Energy-saving powder

It is currently estimated that natural gas resources will be exhausted in 130 years; however, those reserves where extraction is cost-effective will only flow for another 60 years or so. Scientists at the Max Planck Institute for Coal Research and at the Max Planck Institute of Colloids and Interfaces might be helping to make it worthwhile to tap into previously unused resources. They have developed a catalyst that converts methane to methanol in a simple and efficient process. Methanol can be transported from locations where it is not economical to build a pipeline. (Angewandte Chemie Int. Ed., September 1, 2009)
It is not cost-effective to lay pipelines to remote or small natural gas fields; nor is it worthwhile accessing the methane in coal seams or in gas sand, or which is burned off as a by-product of oil production, although the methane burned off throughout the world could more than satisfy Germany’s requirement for natural gas. It is also too expensive to liquefy the gas and transport it on trains or in tankers – and even chemistry has so far been unable to offer a solution. Although there are chemical ways to convert methane to methanol, which is easy to transport and which is suitable as a raw material for the chemical industry, “the processes commonly used up to now for producing diesel fuel – steam reforming followed by methanol synthesis or Fischer-Tropsch synthesis – are not economical,” says Ferdi Schüth, Director at the Max Planck Institute for Coal Research in Mülheim an der Ruhr. He and his colleagues have been working with Markus Antonietti and his team at the Max Planck Institute of Colloids and Interfaces in Potsdam to develop a catalyst that might change all this.
The catalyst consists of a nitrogenous material, a covalent, triazine-based network (CTF) synthesized by the chemists in Potsdam. “This solid is so porous that the surface of a gram is approximately equivalent in size to a fifth of a football field,” says Markus Antonietti. The researchers in Mülheim insert platinum atoms into the voluminous lattice of the CTF. Thanks to the large surface area, the catalyst oxidizes the methane efficiently to methanol, as it offers the methane a large area in which to react when the chemists immerse it in oxidizing sulphuric acid, force methane into the acid and heat the mixture to 215° Celsius under pressure. Methanol is created from more than three-quarters of the converted gas.
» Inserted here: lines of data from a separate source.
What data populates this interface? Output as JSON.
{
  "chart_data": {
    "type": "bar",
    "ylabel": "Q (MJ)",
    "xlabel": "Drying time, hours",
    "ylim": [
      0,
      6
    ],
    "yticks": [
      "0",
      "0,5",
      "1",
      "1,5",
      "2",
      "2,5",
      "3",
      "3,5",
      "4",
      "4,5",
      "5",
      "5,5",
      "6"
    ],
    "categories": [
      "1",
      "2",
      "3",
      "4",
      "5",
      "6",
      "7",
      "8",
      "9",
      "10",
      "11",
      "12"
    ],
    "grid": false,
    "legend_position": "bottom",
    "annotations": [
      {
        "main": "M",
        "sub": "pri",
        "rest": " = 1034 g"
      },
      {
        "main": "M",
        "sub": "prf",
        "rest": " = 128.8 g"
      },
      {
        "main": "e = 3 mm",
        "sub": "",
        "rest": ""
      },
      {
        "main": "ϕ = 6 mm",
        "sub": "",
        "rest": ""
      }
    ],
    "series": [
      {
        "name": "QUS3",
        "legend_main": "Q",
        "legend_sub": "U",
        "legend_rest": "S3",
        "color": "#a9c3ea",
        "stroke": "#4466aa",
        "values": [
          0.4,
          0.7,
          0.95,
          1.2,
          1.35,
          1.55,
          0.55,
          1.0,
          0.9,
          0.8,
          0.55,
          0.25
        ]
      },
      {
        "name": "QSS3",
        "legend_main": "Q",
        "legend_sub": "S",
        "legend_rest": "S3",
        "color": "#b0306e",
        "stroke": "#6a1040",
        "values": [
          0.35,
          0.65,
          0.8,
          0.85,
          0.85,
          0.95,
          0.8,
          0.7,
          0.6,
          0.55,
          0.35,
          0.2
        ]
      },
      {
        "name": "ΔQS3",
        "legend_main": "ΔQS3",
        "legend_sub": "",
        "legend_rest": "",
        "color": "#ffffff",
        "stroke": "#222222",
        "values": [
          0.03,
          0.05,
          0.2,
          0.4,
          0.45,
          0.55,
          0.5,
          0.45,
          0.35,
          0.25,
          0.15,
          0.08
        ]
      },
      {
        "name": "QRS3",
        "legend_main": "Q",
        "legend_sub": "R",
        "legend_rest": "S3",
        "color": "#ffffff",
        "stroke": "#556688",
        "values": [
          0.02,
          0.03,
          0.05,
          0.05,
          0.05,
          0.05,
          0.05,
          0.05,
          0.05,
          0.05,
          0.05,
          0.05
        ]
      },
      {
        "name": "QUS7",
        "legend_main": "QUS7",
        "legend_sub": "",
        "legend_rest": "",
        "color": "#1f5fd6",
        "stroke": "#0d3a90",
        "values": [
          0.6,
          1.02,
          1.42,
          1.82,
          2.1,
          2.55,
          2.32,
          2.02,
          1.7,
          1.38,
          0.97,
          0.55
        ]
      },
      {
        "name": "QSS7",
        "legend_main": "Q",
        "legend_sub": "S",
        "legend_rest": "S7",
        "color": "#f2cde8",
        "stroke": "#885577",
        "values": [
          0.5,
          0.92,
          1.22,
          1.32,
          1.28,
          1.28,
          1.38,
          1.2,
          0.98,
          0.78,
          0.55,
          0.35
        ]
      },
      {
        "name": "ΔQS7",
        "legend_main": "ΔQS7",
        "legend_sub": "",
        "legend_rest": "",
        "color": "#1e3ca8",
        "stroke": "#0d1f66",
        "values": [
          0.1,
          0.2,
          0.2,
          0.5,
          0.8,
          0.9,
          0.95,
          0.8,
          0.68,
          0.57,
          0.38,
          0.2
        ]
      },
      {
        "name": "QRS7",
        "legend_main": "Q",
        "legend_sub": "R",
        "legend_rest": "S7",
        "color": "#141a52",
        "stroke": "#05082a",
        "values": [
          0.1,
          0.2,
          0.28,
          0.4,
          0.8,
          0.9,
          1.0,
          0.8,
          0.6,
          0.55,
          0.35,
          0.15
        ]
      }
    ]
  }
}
A catalyst manufactured by the American chemist Roy Periana more than ten years ago from platinum and simple nitrogenous bipyrimidine also effectively creates methanol, but only supports the reaction in a soluble form. This means that the catalyst – which chemists refer to as a homogenous catalyst – subsequently needs to be separated off in a laborious and somewhat wasteful process. “It’s much easier with our heterogeneous catalyst,” says Ferdi Schüth. The chemists in Mülheim filter out the powdery platinum and CTF catalyst, and then separate the acid and methanol in a simple distillation.
The catalyst developed by the Max Planck chemists probably uses the same mechanism as the Periana catalyst and was indeed inspired by it. “When I saw the structure of CTF, I noticed the elements which correspond to its bipyrimidine ligands,” says Schüth. “That’s when I had the idea of manufacturing the solid catalyst.”
To get closer to a large-scale technical application, he and his colleagues are now attempting to enable the process to work with reactants in gaseous rather than soluble form. “We are also looking for similar, even more effective catalysts,” says Schüth. “We have already found more efficient homogenous catalysts with ligands other than bipyrmidine.” They are now using these as a model for simple, easy to manage catalysts like the CTF and platinum powder.